Il n’existait pas de différence en termes de décès relatifs au traitement entre les deux bras.

Discussion

L’interprétation de ces résultats est encore délicate. Il s’agit d’une étude de phase II incluant peu de patients avec un nombre faible de patients exprimant fortement l’AH : quarante-neuf patients traités par PEGPH20-gemcitabine et nabpaclitaxel et trente-cinq patients dans le bras contrôle. On peut observer que pour les patients du bras contrôle, les résultats sur la SG (médiane de SG de 8,5 mois) et la SSP (médiane de SSP de 5,3 mois) sont comparables aux résultats de l’étude de phase III ayant validé l’indication de l’association gemcitabine et nab-paclitaxel en première ligne métastatique dans le cancer du pancréas [11].

Ce travail soulève des points intéressants.

Il semblerait qu’il existe un réel bénéfice du PEGPH20 sur la SSP. Ce bénéfice paraît plus marqué dans le groupe de patients dont l’expression tumorale d’AH est importante, soulignant l’intérêt de bien sélectionner les patients avant la prescription de thérapies ciblées et l’importance d’identifier des biomarqueurs.

Le bénéfice paraît plus marqué dans le groupe de patients dont l’expression tumorale d’acide hyaluronique est importante, soulignant l’intérêt de bien sélectionner les patients avant la prescription de thérapies ciblées et l’importance d’identifier des biomarqueurs

Il existait, dans cette étude, un bénéfice limité du PEGPH20 sur la survie globale chez les patients dont l’expression tumorale d’AH était importante et traités dans la deuxième partie de l’essai (association d’énoxaparine systématique). Ces résultats sont probablement dus aux faibles effectifs de patients mais aussi au nombre important de patients ayant interrompu le traitement à base de PEGPH20 après amendement (39 %).

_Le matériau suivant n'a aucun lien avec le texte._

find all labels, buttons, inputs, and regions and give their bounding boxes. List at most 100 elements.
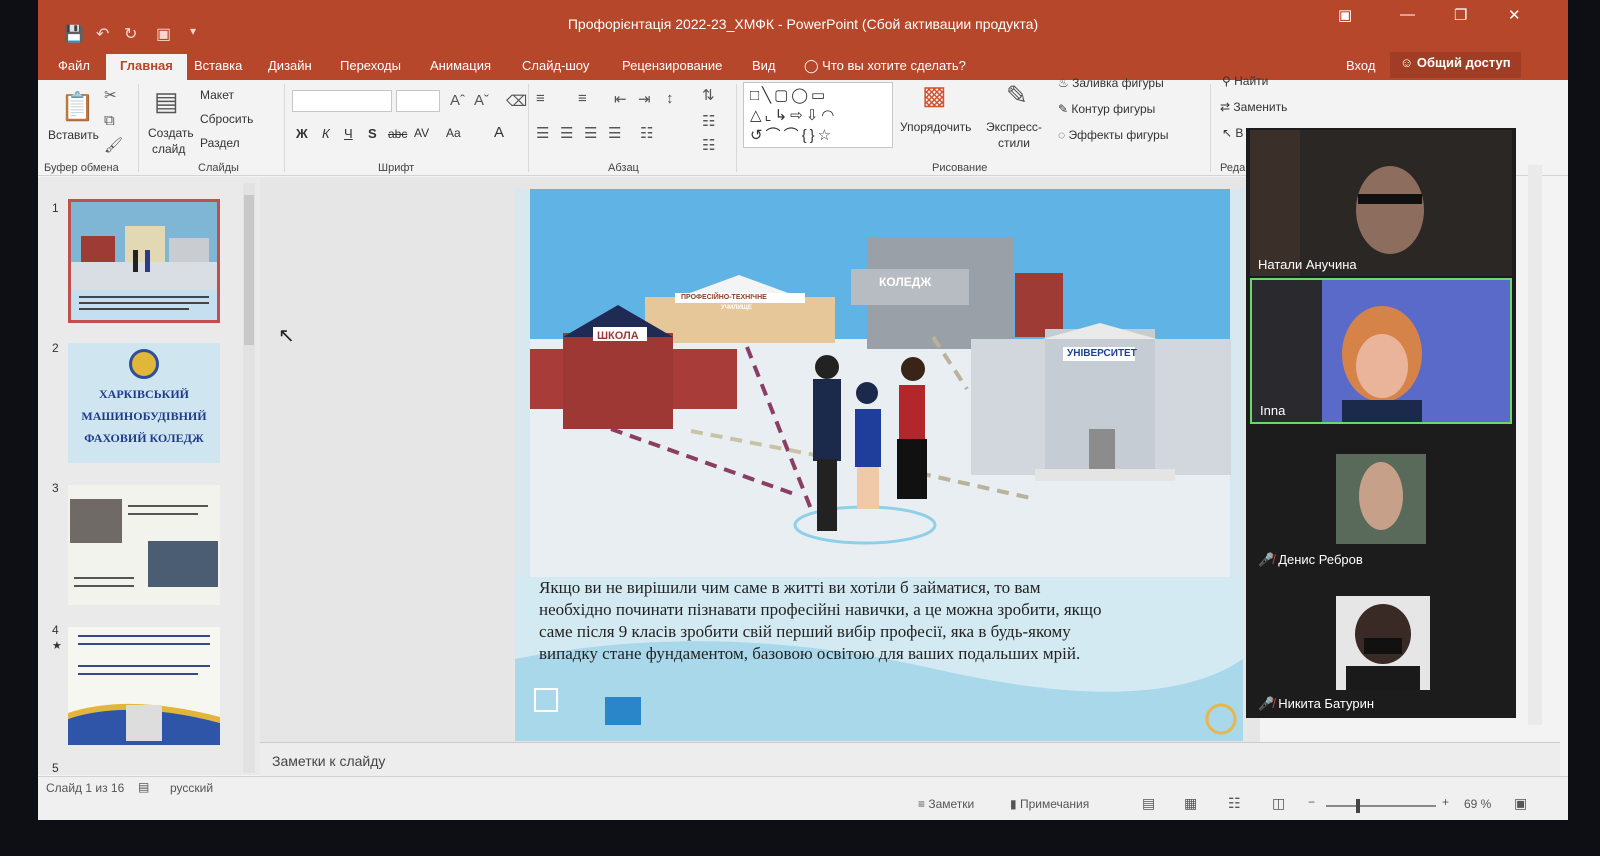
char-spacing-button[interactable]: AV	[414, 126, 429, 140]
tab-home[interactable]: Главная	[106, 54, 187, 80]
reset-button[interactable]: Сбросить	[200, 112, 253, 126]
comments-toggle[interactable]: ▮ Примечания	[1010, 797, 1089, 811]
align-center-icon[interactable]: ☰	[560, 124, 573, 142]
quick-styles-label-2[interactable]: стили	[998, 136, 1030, 150]
bullets-icon[interactable]: ≡	[536, 90, 545, 107]
participant-tile[interactable]: 🎤̸ Никита Батурин	[1250, 570, 1512, 716]
quick-styles-label-1[interactable]: Экспресс-	[986, 120, 1042, 134]
font-color-button[interactable]: A	[494, 124, 504, 141]
shape-effects-button[interactable]: ◌ Эффекты фигуры	[1058, 128, 1168, 142]
slide-number: 4	[52, 623, 59, 637]
font-size-dropdown[interactable]	[396, 90, 440, 112]
format-painter-icon[interactable]: 🖌	[104, 136, 123, 154]
participant-tile[interactable]: 🎤̸ Денис Ребров	[1250, 426, 1512, 572]
copy-icon[interactable]: ⧉	[104, 112, 115, 129]
zoom-slider-thumb[interactable]	[1356, 799, 1360, 813]
font-name-dropdown[interactable]	[292, 90, 392, 112]
slideshow-view-icon[interactable]: ◫	[1272, 795, 1285, 812]
select-button[interactable]: ↖ В	[1222, 126, 1243, 140]
shape-outline-button[interactable]: ✎ Контур фигуры	[1058, 102, 1155, 116]
tab-review[interactable]: Рецензирование	[622, 58, 722, 73]
align-right-icon[interactable]: ☰	[584, 124, 597, 142]
line-spacing-icon[interactable]: ↕	[666, 90, 674, 107]
slide-sorter-icon[interactable]: ▦	[1184, 795, 1197, 812]
search-icon: ⚲	[1222, 74, 1235, 88]
tab-insert[interactable]: Вставка	[194, 58, 242, 73]
slide-thumb-4[interactable]	[68, 627, 220, 745]
change-case-button[interactable]: Aa	[446, 126, 461, 140]
participant-video	[1250, 130, 1512, 276]
tell-me-search[interactable]: ◯ Что вы хотите сделать?	[804, 58, 966, 74]
normal-view-icon[interactable]: ▤	[1142, 795, 1155, 812]
shape-fill-button[interactable]: ♨ Заливка фигуры	[1058, 76, 1164, 90]
new-slide-label-1[interactable]: Создать	[148, 126, 194, 140]
underline-button[interactable]: Ч	[344, 126, 353, 141]
grow-font-icon[interactable]: Aˆ	[450, 92, 465, 109]
increase-indent-icon[interactable]: ⇥	[638, 90, 651, 108]
tab-file[interactable]: Файл	[58, 58, 90, 73]
zoom-slider[interactable]	[1326, 805, 1436, 807]
slide-text-box[interactable]: Якщо ви не вирішили чим саме в житті ви …	[539, 577, 1229, 665]
align-left-icon[interactable]: ☰	[536, 124, 549, 142]
replace-button[interactable]: ⇄ Заменить	[1220, 100, 1287, 114]
arrange-icon[interactable]: ▩	[922, 80, 947, 111]
notes-pane[interactable]: Заметки к слайду	[260, 742, 1560, 778]
ribbon-display-icon[interactable]: ▣	[1338, 6, 1352, 24]
justify-icon[interactable]: ☰	[608, 124, 621, 142]
zoom-in-icon[interactable]: +	[1442, 795, 1449, 809]
paste-button[interactable]: Вставить	[48, 128, 99, 142]
select-label: В	[1235, 126, 1244, 140]
notes-placeholder: Заметки к слайду	[272, 753, 386, 769]
decrease-indent-icon[interactable]: ⇤	[614, 90, 627, 108]
bold-button[interactable]: Ж	[296, 126, 308, 141]
tab-animations[interactable]: Анимация	[430, 58, 491, 73]
smartart-icon[interactable]: ☷	[702, 136, 715, 154]
numbering-icon[interactable]: ≡	[578, 90, 587, 107]
reading-view-icon[interactable]: ☷	[1228, 795, 1241, 812]
shrink-font-icon[interactable]: Aˇ	[474, 92, 489, 109]
spellcheck-icon[interactable]: ▤	[138, 780, 149, 794]
find-button[interactable]: ⚲ Найти	[1222, 74, 1268, 88]
editor-scrollbar[interactable]	[1528, 165, 1542, 725]
strikethrough-button[interactable]: abc	[388, 127, 407, 141]
minimize-icon[interactable]: —	[1400, 6, 1415, 23]
tab-slideshow[interactable]: Слайд-шоу	[522, 58, 589, 73]
tab-design[interactable]: Дизайн	[268, 58, 312, 73]
clear-formatting-icon[interactable]: ⌫	[506, 92, 527, 110]
share-button[interactable]: ☺ Общий доступ	[1390, 52, 1521, 78]
participant-name: Натали Анучина	[1258, 257, 1357, 272]
text-direction-icon[interactable]: ⇅	[702, 86, 715, 104]
cut-icon[interactable]: ✂	[104, 86, 117, 104]
new-slide-icon[interactable]: ▤	[154, 86, 179, 117]
align-text-icon[interactable]: ☷	[702, 112, 715, 130]
slide-thumb-3[interactable]	[68, 485, 220, 605]
group-slides: Слайды	[198, 162, 239, 174]
section-button[interactable]: Раздел	[200, 136, 240, 150]
scroll-thumb[interactable]	[244, 195, 254, 345]
maximize-icon[interactable]: ❐	[1454, 6, 1467, 24]
shadow-button[interactable]: S	[368, 126, 377, 141]
notes-toggle[interactable]: ≡ Заметки	[918, 797, 974, 811]
slide-thumb-1[interactable]	[68, 199, 220, 323]
arrange-button[interactable]: Упорядочить	[900, 120, 971, 134]
zoom-level[interactable]: 69 %	[1464, 797, 1491, 811]
zoom-out-icon[interactable]: −	[1308, 795, 1315, 809]
columns-icon[interactable]: ☷	[640, 124, 653, 142]
fit-to-window-icon[interactable]: ▣	[1514, 795, 1527, 812]
new-slide-label-2[interactable]: слайд	[152, 142, 185, 156]
shapes-gallery[interactable]: □╲▢◯▭ △⌞↳⇨⇩◠ ↺⌒⌒{​}☆	[743, 82, 893, 148]
participant-tile-active-speaker[interactable]: Inna	[1250, 278, 1512, 424]
current-slide[interactable]: ШКОЛА ПРОФЕСІЙНО-ТЕХНІЧНЕ УЧИЛИЩЕ КОЛЕДЖ…	[515, 189, 1243, 741]
tab-transitions[interactable]: Переходы	[340, 58, 401, 73]
close-icon[interactable]: ✕	[1508, 6, 1521, 24]
language-indicator[interactable]: русский	[170, 781, 213, 795]
italic-button[interactable]: К	[322, 126, 330, 141]
layout-button[interactable]: Макет	[200, 88, 234, 102]
slide-thumb-2[interactable]: ХАРКІВСЬКИЙ МАШИНОБУДІВНИЙ ФАХОВИЙ КОЛЕД…	[68, 343, 220, 463]
tab-view[interactable]: Вид	[752, 58, 776, 73]
paste-icon[interactable]: 📋	[60, 90, 95, 123]
thumbnails-scrollbar[interactable]	[243, 183, 255, 773]
participant-tile[interactable]: Натали Анучина	[1250, 130, 1512, 276]
sign-in-link[interactable]: Вход	[1346, 58, 1375, 73]
quick-styles-icon[interactable]: ✎	[1006, 80, 1028, 111]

Les patients atteints d’un cancer du pancréas sont à haut risque thrombotique, et ce, d’autant plus s’ils sont métastatiques ou sous chimiothérapie. Cet état d’hypercoagulabilité des patients semble se confirmer dans ce travail devant le nombre important de patients ayant eu un accident thromboembolique sous gemcitabine-nab-paclitaxel. Au-delà de la prévention du risque thromboembolique sous PEGPH20, les résultats de ce travail nous sensibilisent à l’intérêt d’une anticogulation préventive chez les patients atteints de cancer du pancréas, sans mettre en évidence d’augmentation du risque hémorragique. En effet, la médiane de SG des patients sous gemcitabine et nab-paclitaxel de 8,5 mois passait à 9,7 mois après mise en place systématique d’une anticoagulation préventive.

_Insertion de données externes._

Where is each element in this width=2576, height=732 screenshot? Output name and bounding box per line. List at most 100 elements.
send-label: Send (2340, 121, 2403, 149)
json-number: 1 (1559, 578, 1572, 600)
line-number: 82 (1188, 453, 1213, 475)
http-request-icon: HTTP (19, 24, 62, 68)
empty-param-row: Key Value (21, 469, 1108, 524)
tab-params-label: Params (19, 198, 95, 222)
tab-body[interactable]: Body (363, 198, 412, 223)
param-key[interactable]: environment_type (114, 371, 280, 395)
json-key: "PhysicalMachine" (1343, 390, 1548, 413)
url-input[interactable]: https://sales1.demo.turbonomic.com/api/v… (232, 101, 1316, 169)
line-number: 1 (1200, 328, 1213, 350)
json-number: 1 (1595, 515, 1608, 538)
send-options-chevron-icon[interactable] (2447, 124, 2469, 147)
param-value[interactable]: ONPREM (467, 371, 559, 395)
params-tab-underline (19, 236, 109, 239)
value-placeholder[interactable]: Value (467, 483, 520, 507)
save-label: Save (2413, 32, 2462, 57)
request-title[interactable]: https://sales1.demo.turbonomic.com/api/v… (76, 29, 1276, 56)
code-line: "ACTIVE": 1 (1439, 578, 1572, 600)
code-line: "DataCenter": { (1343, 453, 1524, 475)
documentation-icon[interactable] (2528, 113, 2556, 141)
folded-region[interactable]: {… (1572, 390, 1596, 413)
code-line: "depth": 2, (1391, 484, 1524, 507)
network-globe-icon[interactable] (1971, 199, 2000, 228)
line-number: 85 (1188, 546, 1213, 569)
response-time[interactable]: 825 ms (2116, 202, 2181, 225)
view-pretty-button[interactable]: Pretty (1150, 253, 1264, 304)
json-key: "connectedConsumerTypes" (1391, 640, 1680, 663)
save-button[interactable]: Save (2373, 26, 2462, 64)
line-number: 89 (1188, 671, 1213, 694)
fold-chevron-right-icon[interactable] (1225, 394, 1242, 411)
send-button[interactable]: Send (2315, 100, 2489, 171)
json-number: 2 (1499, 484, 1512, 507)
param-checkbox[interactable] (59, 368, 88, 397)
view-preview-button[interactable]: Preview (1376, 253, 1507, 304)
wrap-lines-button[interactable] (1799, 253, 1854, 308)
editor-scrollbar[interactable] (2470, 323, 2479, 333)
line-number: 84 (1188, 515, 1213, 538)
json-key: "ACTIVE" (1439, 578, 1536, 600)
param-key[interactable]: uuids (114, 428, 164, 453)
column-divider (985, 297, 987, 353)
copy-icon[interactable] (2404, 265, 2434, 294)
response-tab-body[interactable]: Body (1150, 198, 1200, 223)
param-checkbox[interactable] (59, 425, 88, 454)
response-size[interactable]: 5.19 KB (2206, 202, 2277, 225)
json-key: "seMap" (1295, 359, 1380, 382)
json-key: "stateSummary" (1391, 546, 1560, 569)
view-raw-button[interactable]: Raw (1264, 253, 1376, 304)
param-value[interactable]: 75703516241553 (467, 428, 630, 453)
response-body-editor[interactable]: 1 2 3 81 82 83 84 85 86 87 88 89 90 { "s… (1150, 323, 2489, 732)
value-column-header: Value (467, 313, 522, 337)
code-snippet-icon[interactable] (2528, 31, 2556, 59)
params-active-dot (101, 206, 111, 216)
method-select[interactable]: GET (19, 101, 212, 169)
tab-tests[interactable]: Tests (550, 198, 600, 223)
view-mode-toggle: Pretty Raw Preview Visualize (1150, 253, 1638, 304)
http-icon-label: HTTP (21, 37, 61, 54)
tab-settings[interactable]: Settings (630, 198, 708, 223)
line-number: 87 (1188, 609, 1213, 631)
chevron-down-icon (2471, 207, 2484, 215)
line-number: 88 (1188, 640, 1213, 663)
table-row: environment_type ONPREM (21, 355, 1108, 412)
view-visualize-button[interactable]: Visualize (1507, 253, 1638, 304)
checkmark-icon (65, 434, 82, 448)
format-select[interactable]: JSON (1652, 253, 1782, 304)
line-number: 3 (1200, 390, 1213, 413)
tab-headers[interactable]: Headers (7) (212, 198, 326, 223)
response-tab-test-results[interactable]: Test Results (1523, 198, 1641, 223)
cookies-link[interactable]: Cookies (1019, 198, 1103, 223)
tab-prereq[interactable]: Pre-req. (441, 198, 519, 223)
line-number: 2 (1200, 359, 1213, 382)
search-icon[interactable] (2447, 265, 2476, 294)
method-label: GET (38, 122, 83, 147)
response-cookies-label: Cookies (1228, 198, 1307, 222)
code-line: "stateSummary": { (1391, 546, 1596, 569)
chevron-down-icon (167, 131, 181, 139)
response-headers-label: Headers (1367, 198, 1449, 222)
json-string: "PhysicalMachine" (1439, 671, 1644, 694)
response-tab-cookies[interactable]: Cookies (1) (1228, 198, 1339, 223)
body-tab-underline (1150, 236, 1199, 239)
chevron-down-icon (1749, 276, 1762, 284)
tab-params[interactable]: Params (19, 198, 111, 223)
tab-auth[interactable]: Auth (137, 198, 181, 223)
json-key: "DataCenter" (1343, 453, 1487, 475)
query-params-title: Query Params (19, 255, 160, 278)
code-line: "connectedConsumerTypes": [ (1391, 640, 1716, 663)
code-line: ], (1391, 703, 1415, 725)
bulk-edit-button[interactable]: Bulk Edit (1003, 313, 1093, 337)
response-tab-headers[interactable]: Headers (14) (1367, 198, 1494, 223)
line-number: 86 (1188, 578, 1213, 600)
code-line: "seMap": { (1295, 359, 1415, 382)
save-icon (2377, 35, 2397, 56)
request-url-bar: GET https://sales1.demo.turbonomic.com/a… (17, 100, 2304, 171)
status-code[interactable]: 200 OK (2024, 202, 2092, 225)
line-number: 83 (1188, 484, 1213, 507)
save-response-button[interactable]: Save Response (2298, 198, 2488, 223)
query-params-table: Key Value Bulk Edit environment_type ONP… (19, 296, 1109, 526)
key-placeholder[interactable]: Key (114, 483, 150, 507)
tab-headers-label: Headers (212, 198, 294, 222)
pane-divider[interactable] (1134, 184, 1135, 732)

Ces résultats nous sensibilisent à l’intérêt d’une anticogulation préventive chez les patients atteints de cancer du pancréas, d’autant plus qu’on ne mettait pas en évidence d’augmentation du risque hémorragique

Cet essai souligne ainsi, la nécessité de prendre en compte les spécificités du cancer du pancréas et en particulier, le microenvironnement tumoral hypovasculaire et riche en stroma expliquant en partie la chimiorésistance de cette maladie. Une autre caractéristique importante du microenvironnement de l’adénocarcinome pancréatique est la restriction de la réponse immunitaire associée à une réponse inflammatoire soutenant la tumorigenèse [12]. Ce point pourrait expliquer, en partie, l’échec de l’immunothérapie dans le cancer du pancréas (figure 6). Pour progresser dans la prise en charge de cette maladie, ne faudrait-il pas associer les différentes armes thérapeutiques comme l’immunothérapie à un traitement ciblant le microenvironnement ?

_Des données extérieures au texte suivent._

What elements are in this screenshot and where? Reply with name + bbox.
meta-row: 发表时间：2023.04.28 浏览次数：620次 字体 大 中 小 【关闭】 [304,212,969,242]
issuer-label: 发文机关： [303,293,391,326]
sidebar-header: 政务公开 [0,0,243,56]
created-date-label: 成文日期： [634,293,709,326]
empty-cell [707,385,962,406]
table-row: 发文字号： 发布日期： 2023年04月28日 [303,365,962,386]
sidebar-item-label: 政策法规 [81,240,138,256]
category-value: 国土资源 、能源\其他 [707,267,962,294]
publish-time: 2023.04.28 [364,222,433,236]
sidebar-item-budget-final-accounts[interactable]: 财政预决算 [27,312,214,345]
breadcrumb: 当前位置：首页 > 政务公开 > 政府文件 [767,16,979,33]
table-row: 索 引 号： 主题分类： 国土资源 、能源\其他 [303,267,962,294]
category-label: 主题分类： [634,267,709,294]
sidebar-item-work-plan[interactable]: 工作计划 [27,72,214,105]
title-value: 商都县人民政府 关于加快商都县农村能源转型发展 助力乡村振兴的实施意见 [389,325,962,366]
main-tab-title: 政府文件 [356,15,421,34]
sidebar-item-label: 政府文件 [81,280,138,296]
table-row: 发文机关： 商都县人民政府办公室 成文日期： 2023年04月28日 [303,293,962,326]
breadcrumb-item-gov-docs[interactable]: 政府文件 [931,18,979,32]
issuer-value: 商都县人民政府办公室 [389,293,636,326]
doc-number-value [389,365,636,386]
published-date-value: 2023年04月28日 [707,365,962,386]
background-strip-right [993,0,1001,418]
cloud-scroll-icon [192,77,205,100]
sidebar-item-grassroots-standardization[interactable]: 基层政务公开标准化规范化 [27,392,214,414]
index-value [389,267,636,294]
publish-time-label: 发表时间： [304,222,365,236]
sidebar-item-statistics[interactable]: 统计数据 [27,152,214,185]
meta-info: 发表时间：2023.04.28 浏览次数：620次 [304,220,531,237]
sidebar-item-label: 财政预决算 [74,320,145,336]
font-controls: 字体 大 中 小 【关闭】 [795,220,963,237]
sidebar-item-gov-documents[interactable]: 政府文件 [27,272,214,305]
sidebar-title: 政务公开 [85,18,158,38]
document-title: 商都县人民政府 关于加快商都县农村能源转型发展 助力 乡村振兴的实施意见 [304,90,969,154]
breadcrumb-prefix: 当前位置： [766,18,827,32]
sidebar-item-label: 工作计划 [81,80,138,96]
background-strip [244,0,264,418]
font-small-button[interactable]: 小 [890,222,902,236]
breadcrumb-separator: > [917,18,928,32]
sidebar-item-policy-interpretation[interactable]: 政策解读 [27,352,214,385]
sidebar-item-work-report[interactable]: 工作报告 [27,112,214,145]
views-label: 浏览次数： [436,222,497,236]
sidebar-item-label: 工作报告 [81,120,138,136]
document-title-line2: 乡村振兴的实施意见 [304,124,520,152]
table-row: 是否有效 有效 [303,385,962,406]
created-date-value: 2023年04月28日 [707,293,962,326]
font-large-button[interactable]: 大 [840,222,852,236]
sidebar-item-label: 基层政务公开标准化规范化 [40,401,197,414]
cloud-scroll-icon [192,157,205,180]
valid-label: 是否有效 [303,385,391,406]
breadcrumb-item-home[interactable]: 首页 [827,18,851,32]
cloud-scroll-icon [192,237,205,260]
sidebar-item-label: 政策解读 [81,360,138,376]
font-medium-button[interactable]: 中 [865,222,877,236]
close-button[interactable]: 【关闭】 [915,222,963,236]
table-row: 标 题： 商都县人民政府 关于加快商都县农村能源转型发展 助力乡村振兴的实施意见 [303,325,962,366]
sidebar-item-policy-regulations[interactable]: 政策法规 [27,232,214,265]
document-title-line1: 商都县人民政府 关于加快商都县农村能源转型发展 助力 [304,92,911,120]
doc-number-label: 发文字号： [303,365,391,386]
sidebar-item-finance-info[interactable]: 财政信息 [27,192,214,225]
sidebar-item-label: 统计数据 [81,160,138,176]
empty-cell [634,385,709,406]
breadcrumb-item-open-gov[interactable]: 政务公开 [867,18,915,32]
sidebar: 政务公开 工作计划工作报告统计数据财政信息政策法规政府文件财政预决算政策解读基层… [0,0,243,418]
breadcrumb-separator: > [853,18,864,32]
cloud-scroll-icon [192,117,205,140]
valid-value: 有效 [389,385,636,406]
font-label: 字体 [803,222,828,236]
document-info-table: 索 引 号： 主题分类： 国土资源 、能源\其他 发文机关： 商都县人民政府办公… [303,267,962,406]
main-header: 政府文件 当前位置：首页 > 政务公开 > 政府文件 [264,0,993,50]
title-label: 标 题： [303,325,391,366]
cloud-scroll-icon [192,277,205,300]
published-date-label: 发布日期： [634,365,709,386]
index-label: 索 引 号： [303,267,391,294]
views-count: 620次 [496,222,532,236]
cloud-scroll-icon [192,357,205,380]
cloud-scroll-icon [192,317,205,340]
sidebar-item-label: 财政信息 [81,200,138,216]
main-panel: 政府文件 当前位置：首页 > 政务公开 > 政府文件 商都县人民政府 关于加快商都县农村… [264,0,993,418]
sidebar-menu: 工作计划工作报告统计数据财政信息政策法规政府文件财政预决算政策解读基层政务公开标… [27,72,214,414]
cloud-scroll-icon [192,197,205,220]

Il existe un signal fort quant à l’efficacité du PEGPH20. Une étude de phase III internationale : HALO 301 (NCT02715804) est actuellement ouverte dans plusieurs centres en France chez des patients exprimant fortement l’AH. Les résultats de cette étude pourront nous éclairer sur l’intérêt thérapeutique du PEGPH20 et la place de l’AH en tant que biomarqueur.

Liens d’intérêts

l’auteur déclare n’avoir aucun lien d’intérêt en rapport avec l’article.